This credit encourages project teams to reduce the amount of mercury used in building lighting. When building management controls all lamp purchases, the credit is readily achievable, while multi-tenant buildings with decentralized purchasing will find it more challenging.

Remember that the mercury content of each individual lamp does not need to meet the credit threshold of 70 picograms per lumen hour. Your team needs to meet this target on average for all lamps purchased during the performance period. This provides teams with some flexibility in selecting lamps.

Teams should use the USGBC calculator to track and document lamp purchases. Updating the calculator as lamps are ordered can help you confirm that, on average, your purchases during the performance period are meeting the 70 picograms per lumen hour target.

What’s New in LEED v4

  • The mercury limit has been reduced from 90 picograms per lumen hour to 70.
  • The NEMA exemption for compact fluorescent lamps (CFLs) has been removed.
  • Based on the current USGBC calculator and credit form, teams no longer need to provide a lamp inventory (e.g. the “lamp purchasing plan”). Only documentation of the lamp purchases made during the performance period needs to be provided.

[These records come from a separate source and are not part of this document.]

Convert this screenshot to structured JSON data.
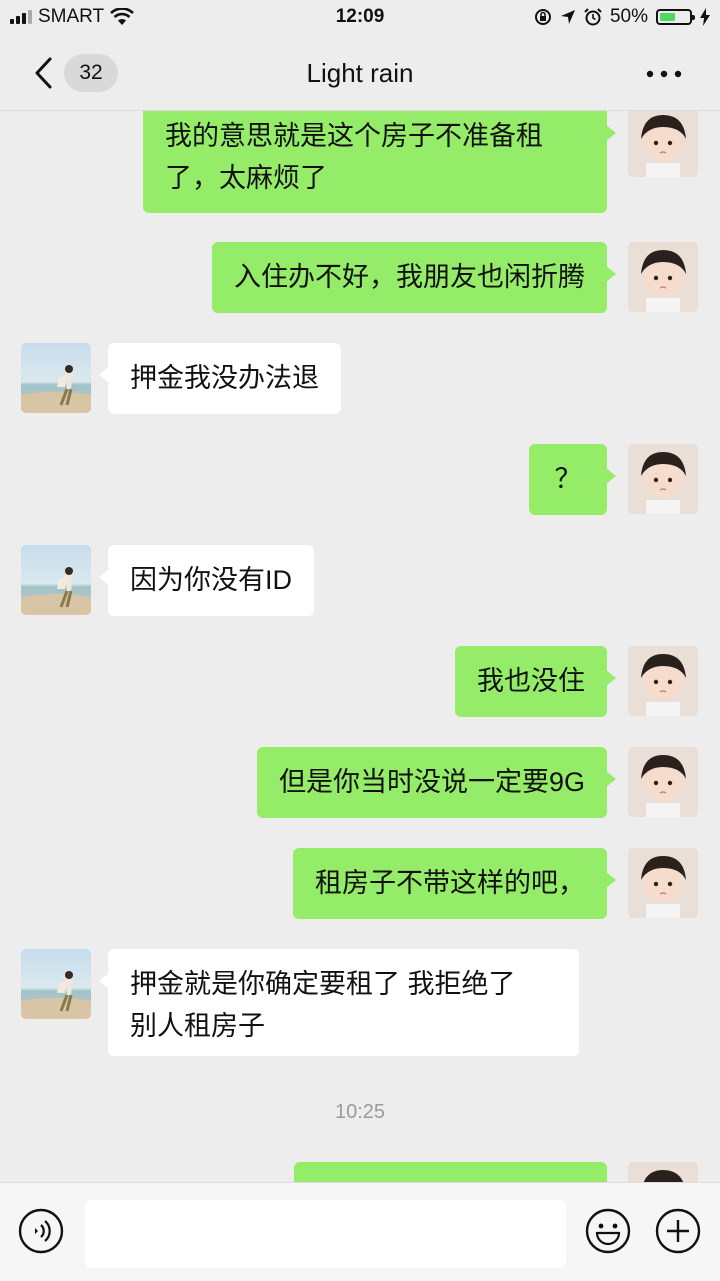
{
  "status_bar": {
    "carrier": "SMART",
    "time": "12:09",
    "battery_percent": "50%",
    "battery_level": 0.5
  },
  "nav": {
    "unread_count": "32",
    "title": "Light rain"
  },
  "messages": [
    {
      "side": "me",
      "text": "我的意思就是这个房子不准备租\n了，太麻烦了"
    },
    {
      "side": "me",
      "text": "入住办不好，我朋友也闲折腾"
    },
    {
      "side": "other",
      "text": "押金我没办法退"
    },
    {
      "side": "me",
      "text": "？"
    },
    {
      "side": "other",
      "text": "因为你没有ID"
    },
    {
      "side": "me",
      "text": "我也没住"
    },
    {
      "side": "me",
      "text": "但是你当时没说一定要9G"
    },
    {
      "side": "me",
      "text": "租房子不带这样的吧，"
    },
    {
      "side": "other",
      "text": "押金就是你确定要租了 我拒绝了\n别人租房子"
    }
  ],
  "timestamp": "10:25",
  "input": {
    "value": "",
    "placeholder": ""
  },
  "colors": {
    "my_bubble": "#95ec69",
    "their_bubble": "#ffffff",
    "background": "#ededed"
  }
}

Readiness Review Questions

  • In multi-tenant facilities, does the project team control lamp purchasing throughout the building? If not, are any tenants likely to be unwilling or unable to share lamp purchasing data? 

  • Are lamp vendors or manufacturer representatives available to help identify low-mercury lamp options? 

  • Who is responsible for placing purchase orders for lamps? Can they be responsible for tracking lamp purchases over the performance period?